A Currency “Linked To,” “Redeemable In,” and “Backed By” Gold

A Currency “Linked To,” “Redeemable In,” and “Backed By” Gold
May 27, 2011

(This item originally appeared in Forbes.com on May 27, 2011.)

http://www.forbes.com/2011/05/26/currency-gold-economics.html

I often suggest that a currency should be “linked to” gold. Others might say that a currency should be “redeemable in” gold or “backed by” gold.

These terms are perhaps vague. But they have important differences.

When I say a currency is “linked to” gold, I mean that there is some active system of supply management, much like a currency board, which maintains the real market value of the currency at its specified gold parity. A currency might be “linked to” gold, but not “redeemable in” or “backed by” gold. This is in fact perfectly OK, because as long as we have an active supply-adjustment process of some sort, the system will be successful.

A currency that is “redeemable in” gold is one in which the issuing body (typically a central bank) would agree to trade paper currency for gold bullion at some specified price. However–note this carefully–a currency can be “redeemable in” gold but not “linked to” gold. In other words, despite the redeemability feature, there is no properly-functioning supply-adjustment process.

This was the case at the end of the Bretton Woods period, in the late 1960s for example. Dollars could be redeemed in gold bullion–by European central banks, not U.S. citizens–but there was no active supply-adjustment process. In other words, the currency was not “linked to” gold.

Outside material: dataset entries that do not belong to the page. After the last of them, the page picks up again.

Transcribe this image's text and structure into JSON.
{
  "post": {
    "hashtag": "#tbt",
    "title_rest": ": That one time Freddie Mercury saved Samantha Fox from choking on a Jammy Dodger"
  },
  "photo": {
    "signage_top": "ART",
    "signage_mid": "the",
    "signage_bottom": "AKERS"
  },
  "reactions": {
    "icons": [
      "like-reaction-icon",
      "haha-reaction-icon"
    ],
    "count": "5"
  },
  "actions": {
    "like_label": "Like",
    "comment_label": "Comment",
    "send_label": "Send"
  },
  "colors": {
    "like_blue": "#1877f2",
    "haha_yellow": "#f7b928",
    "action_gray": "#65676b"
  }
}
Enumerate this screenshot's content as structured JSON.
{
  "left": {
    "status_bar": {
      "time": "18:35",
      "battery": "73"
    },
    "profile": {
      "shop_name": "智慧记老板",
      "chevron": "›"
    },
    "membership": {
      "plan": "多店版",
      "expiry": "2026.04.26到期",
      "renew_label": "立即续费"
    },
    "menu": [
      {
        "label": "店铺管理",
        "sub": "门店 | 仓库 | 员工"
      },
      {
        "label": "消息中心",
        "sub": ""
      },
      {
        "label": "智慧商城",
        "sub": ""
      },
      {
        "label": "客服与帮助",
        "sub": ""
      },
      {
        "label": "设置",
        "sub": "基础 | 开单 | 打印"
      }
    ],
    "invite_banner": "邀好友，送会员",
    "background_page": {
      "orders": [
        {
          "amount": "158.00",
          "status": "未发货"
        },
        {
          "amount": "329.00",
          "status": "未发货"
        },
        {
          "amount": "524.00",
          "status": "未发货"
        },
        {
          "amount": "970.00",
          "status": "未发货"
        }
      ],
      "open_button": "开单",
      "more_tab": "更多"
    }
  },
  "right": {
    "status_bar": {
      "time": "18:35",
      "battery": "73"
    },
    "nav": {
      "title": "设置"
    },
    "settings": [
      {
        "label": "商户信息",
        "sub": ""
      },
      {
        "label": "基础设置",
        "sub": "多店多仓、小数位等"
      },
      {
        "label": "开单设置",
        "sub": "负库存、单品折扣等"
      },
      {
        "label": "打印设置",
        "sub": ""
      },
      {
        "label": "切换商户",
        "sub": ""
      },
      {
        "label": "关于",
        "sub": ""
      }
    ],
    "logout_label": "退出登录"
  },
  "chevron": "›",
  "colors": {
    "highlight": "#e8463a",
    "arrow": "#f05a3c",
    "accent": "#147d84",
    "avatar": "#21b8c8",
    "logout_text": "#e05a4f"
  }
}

Instead, the Fed had a sort of open-ended Keynesian interest rate target policy, which is inherently a floating-currency construct. Without an active supply-adjustment process, the currency-board-like automatic mechanism, the value of the dollar naturally deviated from its gold parity and sank well below this level. As a result, Europeans requested that these depreciating dollars be redeemed for gold bullion. Bullion inventories declined, and the system fell apart.

Thus, we can see that a currency that is “redeemable in” gold will fail if the currency is not also “linked to” gold by some supply-adjustment process.

Let’s take an example. I’m going to issue a currency which is indistinguishable from a cocktail napkin. This napkin currency is “redeemable” in a brand-new Mercedes 500SL. Do you think that maybe you might ask for your napkin to be redeemed? Of course. I would soon run out of luxury cars. There is no mechanism to manage the value of the cocktail napkin, to keep it in line with its “Mercedes parity.”

The term “backed by” gold is extremely vague, and essentially means nothing at all. It suggests a large amount of gold bullion stored in a vault somewhere. This term tends to be used by people who have almost no understanding of the proper techniques to manage a currency–the “link to” gold–and instead have a sort of superstitious faith that a pile of brainless metal will somehow manage their currency for them. Of course this is a recipe for instant failure.

I could have a whole parking lot full of Mercedes 500SL convertibles. But the cocktail napkin is still a cocktail napkin.

Personally, I think that it is preferable to have a currency that is “redeemable in” gold, but it must also be “linked to” gold. Historically, systems without a redeemability feature tend to be abused by unscrupulous politicians and central bankers. However, this “redeemability” is not strictly necessary. I would note that, as long as a currency is “linked to” gold, you would be able to trade your paper currency for bullion at the parity price at any private gold bullion dealer.

What terminology do you use? Do you know what it means? I would suggest that if you have been using the term “backed by” gold, you have a little studying to do.